All these failures taught me many things in the art of teaching prāṇāyāma. Though it is essential to learn from a master, I learned the methods to impart this art if a teacher is not available. The credit and merit of my repeated struggles, failures and successes, culminated in 1980 with my book on Light on Prāṇāyāma that will act as a living Guru for a long time. Every yoga teacher claims that if one is out of mood or dejected, practice of prāṇāyāma helps to overcome them. You can never do prāṇāyāma with an upset mind. This is what I learnt. Sometimes I used to feel very fresh, and at other times, practice of prāṇāyāma was bringing moodiness and tension because I never knew how to relax the brain in inhalation or the art of grip needed in the process of exhalation. 

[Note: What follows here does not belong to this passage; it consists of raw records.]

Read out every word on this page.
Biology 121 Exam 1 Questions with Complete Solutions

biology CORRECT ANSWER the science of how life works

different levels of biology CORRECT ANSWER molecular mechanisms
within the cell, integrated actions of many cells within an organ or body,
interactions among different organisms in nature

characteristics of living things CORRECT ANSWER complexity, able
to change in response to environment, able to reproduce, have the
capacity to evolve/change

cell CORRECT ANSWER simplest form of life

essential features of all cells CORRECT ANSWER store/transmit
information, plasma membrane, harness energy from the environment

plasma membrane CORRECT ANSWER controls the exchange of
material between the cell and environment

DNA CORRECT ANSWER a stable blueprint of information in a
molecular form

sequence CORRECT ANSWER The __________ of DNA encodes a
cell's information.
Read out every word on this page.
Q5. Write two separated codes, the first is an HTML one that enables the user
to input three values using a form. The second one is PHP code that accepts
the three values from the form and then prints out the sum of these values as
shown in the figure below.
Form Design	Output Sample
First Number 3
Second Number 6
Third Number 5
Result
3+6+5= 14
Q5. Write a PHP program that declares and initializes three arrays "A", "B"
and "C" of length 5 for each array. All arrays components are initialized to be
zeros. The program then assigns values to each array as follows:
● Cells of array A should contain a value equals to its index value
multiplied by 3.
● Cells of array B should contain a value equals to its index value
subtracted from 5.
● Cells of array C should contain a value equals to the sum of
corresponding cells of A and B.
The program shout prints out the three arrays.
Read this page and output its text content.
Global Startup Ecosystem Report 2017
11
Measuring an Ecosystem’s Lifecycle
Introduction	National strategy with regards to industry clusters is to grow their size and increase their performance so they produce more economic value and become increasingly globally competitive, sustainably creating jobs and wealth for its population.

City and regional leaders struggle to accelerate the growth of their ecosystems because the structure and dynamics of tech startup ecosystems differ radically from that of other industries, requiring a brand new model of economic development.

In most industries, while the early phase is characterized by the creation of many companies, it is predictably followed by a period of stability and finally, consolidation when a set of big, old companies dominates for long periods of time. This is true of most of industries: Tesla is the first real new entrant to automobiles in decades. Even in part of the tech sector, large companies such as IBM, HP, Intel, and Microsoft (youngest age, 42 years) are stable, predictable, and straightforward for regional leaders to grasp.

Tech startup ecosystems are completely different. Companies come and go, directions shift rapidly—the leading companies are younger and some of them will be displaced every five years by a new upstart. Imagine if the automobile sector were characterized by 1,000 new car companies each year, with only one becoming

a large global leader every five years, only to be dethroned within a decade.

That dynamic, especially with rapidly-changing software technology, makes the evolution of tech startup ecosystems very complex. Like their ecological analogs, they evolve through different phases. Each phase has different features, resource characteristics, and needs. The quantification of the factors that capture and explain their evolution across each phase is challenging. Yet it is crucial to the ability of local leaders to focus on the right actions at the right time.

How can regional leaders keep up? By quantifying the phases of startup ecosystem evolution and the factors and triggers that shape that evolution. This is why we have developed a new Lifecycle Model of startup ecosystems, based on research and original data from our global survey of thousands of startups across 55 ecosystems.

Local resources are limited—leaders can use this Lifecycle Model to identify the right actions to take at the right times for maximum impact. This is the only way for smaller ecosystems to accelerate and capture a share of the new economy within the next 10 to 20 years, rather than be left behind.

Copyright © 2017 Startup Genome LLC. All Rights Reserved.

When I was a novice in prāṇāyāma, someone gave me a book on prāṇāyāma to read. I read it. In it, it was said that while exhaling, cotton kept near the nose should not move. I tried to exhale like this but when I attempted, I could not inhale with ease. Then I thought to myself, if exhalation is to be so soft and smooth, how should inhalation be? There was no mention of inhalation process in any books. This made me think and remodel my practice to balance activity and passivity evenly. 

In 1948 I was invited by Shri J. Krishnamurti to teach him yoga. He speaks of passive alertness. His psychological passive alertness was similar to those who dealt on the theory of exhalation. Without feeling the breath touching my inner nostrils I tried inhalation. When I attempted on this passivity, my heart began to beat strongly and heavily. This made me do soft inhalation with a gentle touch with the inner carpet of the nose. I felt a sense of exhilaration and quietness. This, I thought, must be the right method and began to manipulate the intercostal muscles of the chest, the fingers on the nose and so forth. 

In 1960, while I was in Gstaad, Switzerland, the weather was very congenial. There I used to prepare my own coffee and practice prāṇāyāma. While I was practicing daily, one day I felt the delight and tested the fragrance of the incoming breath. The weather was neither cold nor warm, but exhilarating. That sensation which I felt, gave me the clue to play my digital fingers and thumb on the gates of the nasal passage to create that feeling. From then on, I practiced prāṇāyāma daily with interest.

Though I had seen my Guru's practice and placement of fingers, I have to confess that I learnt more from my own pupil, the famous violinist Dr. Yehudi Menuhin. Being a great violinist, I observed the ways of placing the crown of his fingers on the strings, flexion of the knuckles, pulling and pressing of the violin strings, creation of space between knuckles and I began to manipulate the fingers and play them on my nostrils as though my nose was a musical instrument. Actually, I translated my pupil's dexterity of finger movement to my nose. Thus, he became indirectly my Guru in the art of manipulating the digital fingers for my practice of prāṇāyāma. 

In short, it took me 20 to 22 years to begin prāṇāyāma with earnestness after I was initiated into Yoga by my Guru. 

As I told you earlier, I was paying more attention to back bends as they were spectacular. In 1958 for the first time, I made up my mind to do forward bends with chronological timings like the back bends. The excruciating pains appearing while performing back bends used to disappear immediately after the practices. But the forward bends brought soreness and dull pains and continued for hours even after the practices. The pain was of such a nature that I felt as if someone was hitting me with a sledgehammer. 

This pain from forward bendings made me live with pain but in due course I mastered them. I do them with timings once a week even to this day and many of my pupils have adopted the same system. 

Forward bends began to help me in keeping the spine erect while doing prāṇāyāma. I learnt from this experience that back bends strengthen the inner muscles while forward bends develop and strengthen the outer muscles of the spinal column. I could sit well and use the inner and outer muscles of the spine parallelly while doing prāṇāyāma. 

This taught me a lesson that forward bends, back bends and lateral movements of the spinal muscles ought to be developed to tone the muscles of the spine as they act as a base for good prāṇāyāma.